Efforts to reform federal health care programs are politically impossible so long as both political parties aren’t serious about tackling the problem. In recent years, Republicans have been only marginally serious about addressing the deficit, and Democrats have been almost wholly unserious about doing so. This wasn’t the case as recently as 25 or 30 years ago. In the late 1990s, during the last period in which the federal government actually balanced its budget, both parties discussed serious, bipartisan reforms to these programs. Such efforts generally involved some form of “premium support,” which would use private competition to keep public costs down. But as Politico reports, these efforts were largely derailed when President Clinton opposed them in an effort to shore up his left flank in the wake of his tryst with White House intern Monica Lewinsky.
To turn the debt battleship around, we need to revisit that late 1990s playbook.
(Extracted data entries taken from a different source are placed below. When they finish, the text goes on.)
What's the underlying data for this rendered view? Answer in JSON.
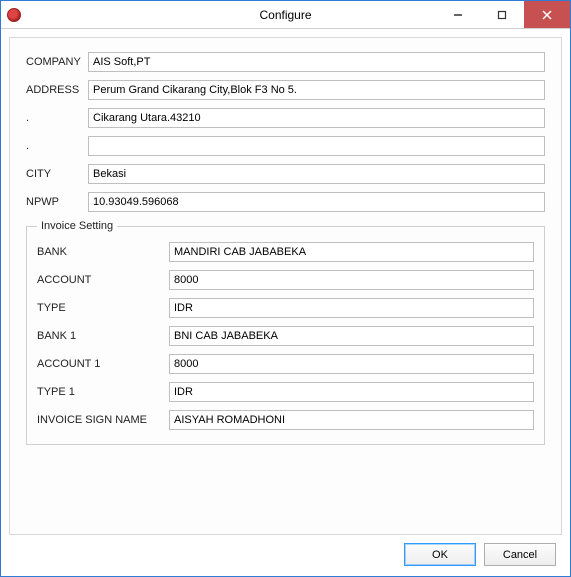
{
  "window": {
    "title": "Configure"
  },
  "fields": {
    "company_label": "COMPANY",
    "company_value": "AIS Soft,PT",
    "address_label": "ADDRESS",
    "address_value": "Perum Grand Cikarang City,Blok F3 No 5.",
    "address2_label": ".",
    "address2_value": "Cikarang Utara.43210",
    "address3_label": ".",
    "address3_value": "",
    "city_label": "CITY",
    "city_value": "Bekasi",
    "npwp_label": "NPWP",
    "npwp_value": "10.93049.596068"
  },
  "invoice": {
    "legend": "Invoice Setting",
    "bank_label": "BANK",
    "bank_value": "MANDIRI CAB JABABEKA",
    "account_label": "ACCOUNT",
    "account_value": "8000",
    "type_label": "TYPE",
    "type_value": "IDR",
    "bank1_label": "BANK 1",
    "bank1_value": "BNI CAB JABABEKA",
    "account1_label": "ACCOUNT 1",
    "account1_value": "8000",
    "type1_label": "TYPE 1",
    "type1_value": "IDR",
    "sign_label": "INVOICE SIGN NAME",
    "sign_value": "AISYAH ROMADHONI"
  },
  "buttons": {
    "ok": "OK",
    "cancel": "Cancel"
  }
}
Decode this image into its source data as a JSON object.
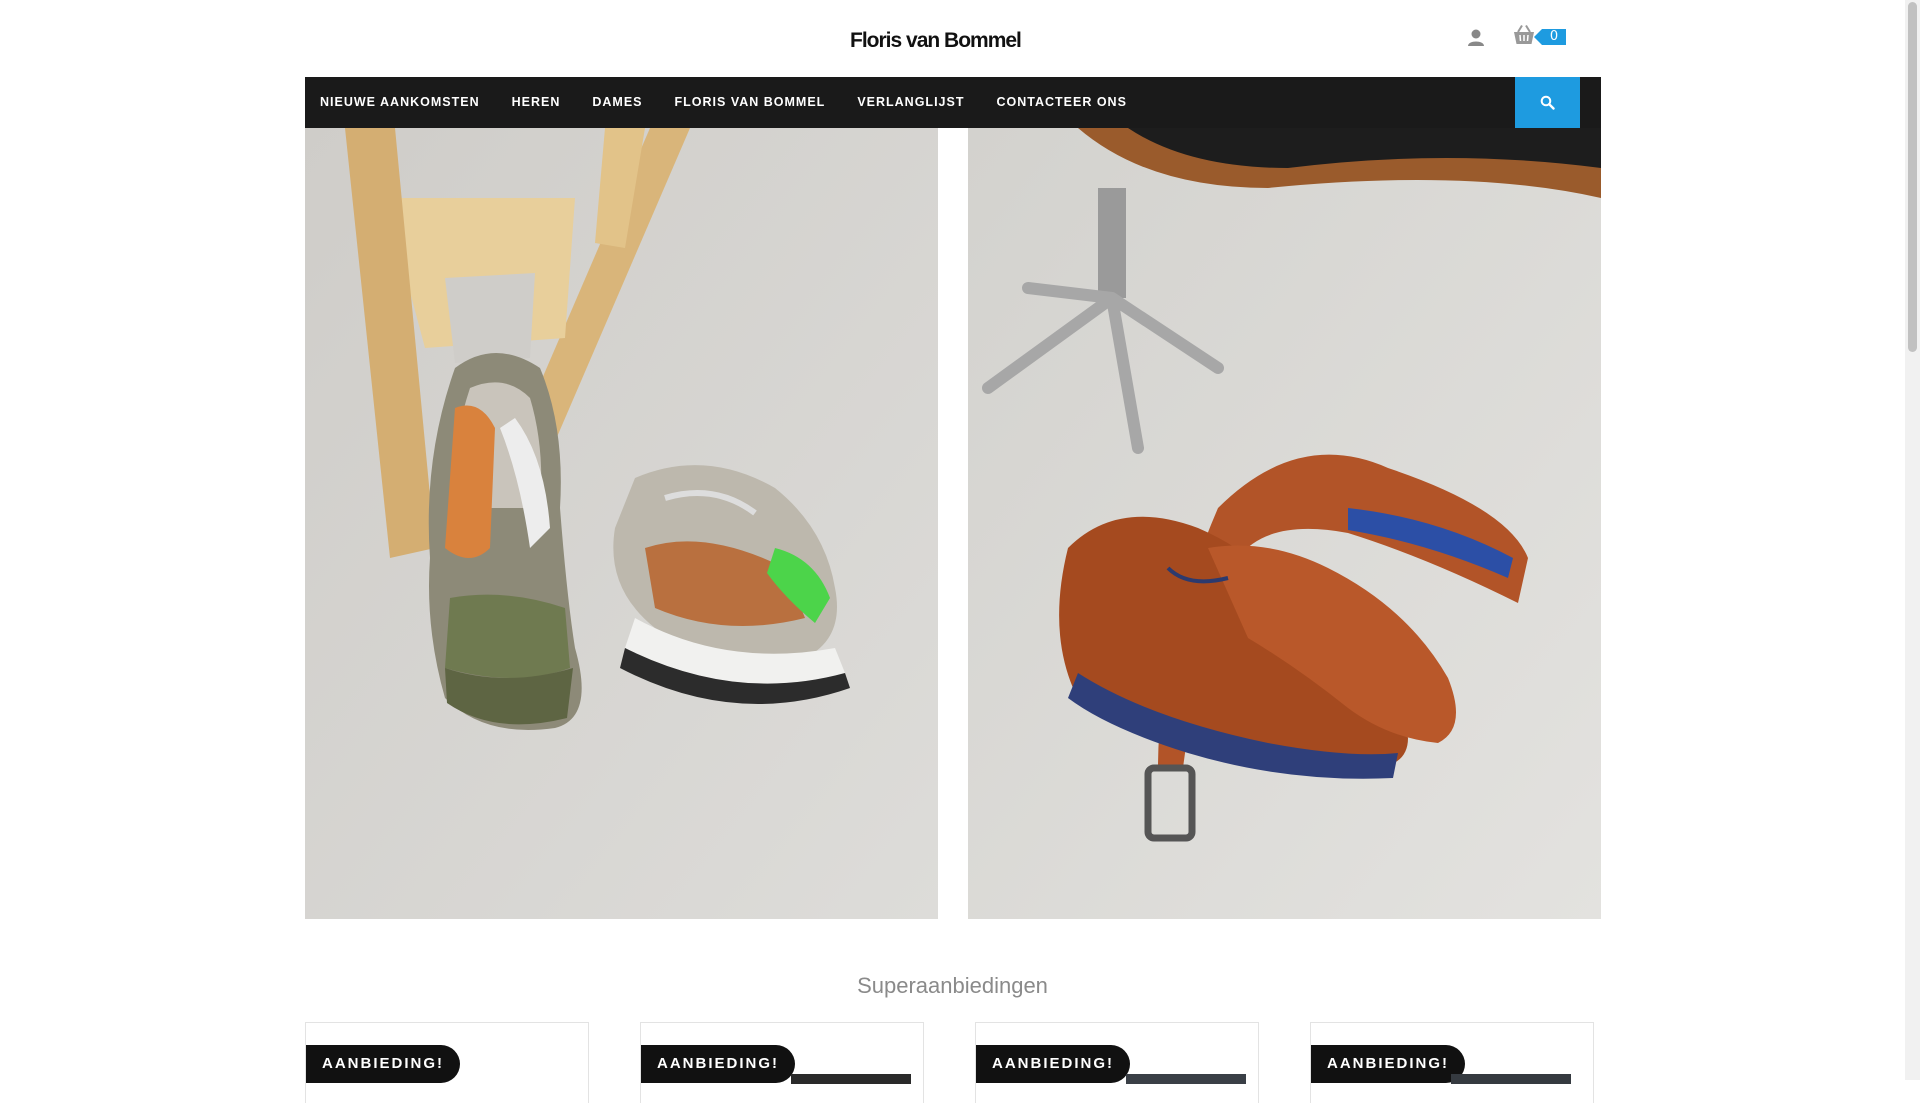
{
  "header": {
    "logo_text": "Floris van Bommel",
    "user_icon": "user-icon",
    "cart_icon": "basket-icon",
    "cart_count": "0"
  },
  "nav": {
    "items": [
      {
        "label": "NIEUWE AANKOMSTEN"
      },
      {
        "label": "HEREN"
      },
      {
        "label": "DAMES"
      },
      {
        "label": "FLORIS VAN BOMMEL"
      },
      {
        "label": "VERLANGLIJST"
      },
      {
        "label": "CONTACTEER ONS"
      }
    ],
    "search_icon": "search-icon",
    "accent_color": "#1e9be0"
  },
  "banners": [
    {
      "name": "sneakers-banner"
    },
    {
      "name": "shoes-belt-banner"
    }
  ],
  "deals": {
    "title": "Superaanbiedingen",
    "products": [
      {
        "badge": "AANBIEDING!"
      },
      {
        "badge": "AANBIEDING!"
      },
      {
        "badge": "AANBIEDING!"
      },
      {
        "badge": "AANBIEDING!"
      }
    ]
  }
}
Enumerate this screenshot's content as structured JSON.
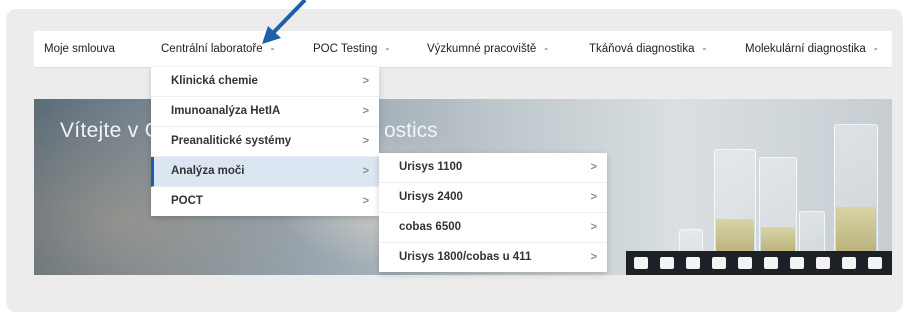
{
  "colors": {
    "frame_bg": "#ececec",
    "navbar_bg": "#ffffff",
    "accent_arrow": "#1d5fa8",
    "menu_active_bg": "#dbe6f2",
    "menu_active_border": "#1d5fa8"
  },
  "navbar": {
    "items": [
      {
        "label": "Moje smlouva",
        "caret": ""
      },
      {
        "label": "Centrální laboratoře",
        "caret": "-"
      },
      {
        "label": "POC Testing",
        "caret": "-"
      },
      {
        "label": "Výzkumné pracoviště",
        "caret": "-"
      },
      {
        "label": "Tkáňová diagnostika",
        "caret": "-"
      },
      {
        "label": "Molekulární diagnostika",
        "caret": "-"
      }
    ]
  },
  "hero": {
    "title_left": "Vítejte v O",
    "title_right": "ostics"
  },
  "dropdown": {
    "items": [
      {
        "label": "Klinická chemie",
        "chevron": ">"
      },
      {
        "label": "Imunoanalýza HetIA",
        "chevron": ">"
      },
      {
        "label": "Preanalitické systémy",
        "chevron": ">"
      },
      {
        "label": "Analýza moči",
        "chevron": ">"
      },
      {
        "label": "POCT",
        "chevron": ">"
      }
    ]
  },
  "submenu": {
    "items": [
      {
        "label": "Urisys 1100",
        "chevron": ">"
      },
      {
        "label": "Urisys 2400",
        "chevron": ">"
      },
      {
        "label": "cobas 6500",
        "chevron": ">"
      },
      {
        "label": "Urisys 1800/cobas u 411",
        "chevron": ">"
      }
    ]
  },
  "annotation": {
    "icon": "arrow-pointer-icon"
  }
}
The need to get our deficits and debt under control is obvious and pressing. As recently as 2008, when Barack Obama and Joe Biden were running as a ticket for the White House, the largest inflation-adjusted deficits on record were—as one would expect—those we ran up during the three full fiscal years of World War II (1943, 1944, and 1945; the Japanese bombed Pearl Harbor after FY 1942 was already underway). Those WWII deficits now rank 14th, 15th, and 16th on the all-time list—and they’ll fall another spot once FY 2025 is finished. That’s right—we now run higher annual deficits on a routine basis, even after adjusting for inflation, than we did while fighting a two-front world war.
This year’s deficit will more than double our highest deficit during WWII, and our deficits in 2020 and 2021 each more than quadrupled our highest WWII deficit—in fact, each surpassed our total deficit spending for the entire war. All of this is even after adjusting for inflation.
For those who prefer to look at debt as a percentage of the Gross Domestic Product—even though that partially masks the problem by only registering debt as increasing if it grows faster than the economy as a whole—the CBO writes of its projections over the next decade, “Debt held by the public rises each year,” “to 118 percent [of GDP] in 2035”—“surpassing its previous high of 106 percent of GDP in 1946” and reaching “an amount greater than at any point in the nation’s history.”
When Ross Perot ran for the presidency in 1992 and got 19% of the popular vote, largely by campaigning against profligate deficit spending under President George H.W. Bush, our national debt was $4 trillion. Thirty years later, it eclipsed $30 trillion. If it continues to rise at the same rate over the subsequent 60 years as it did during those 30, it will increase more than 50-fold and surpass $1.5 quadrillion. That’s how bad our deficit trajectory is—it can only be captured by using what sounds like a made-up number. (A quadrillion is a thousand trillions.)
So, we need DOGE—and hopefully Musk will stay on the job—but we also need a lot more than DOGE. We need serious statesmen to emerge to prevent a fiscal calamity.
Jeffrey H. Anderson is President of American Main Street Initiative, a think tank for everyday Americans, and was Director of the Bureau of Justice Statistics at the U.S. Department of Justice from 2017–2021.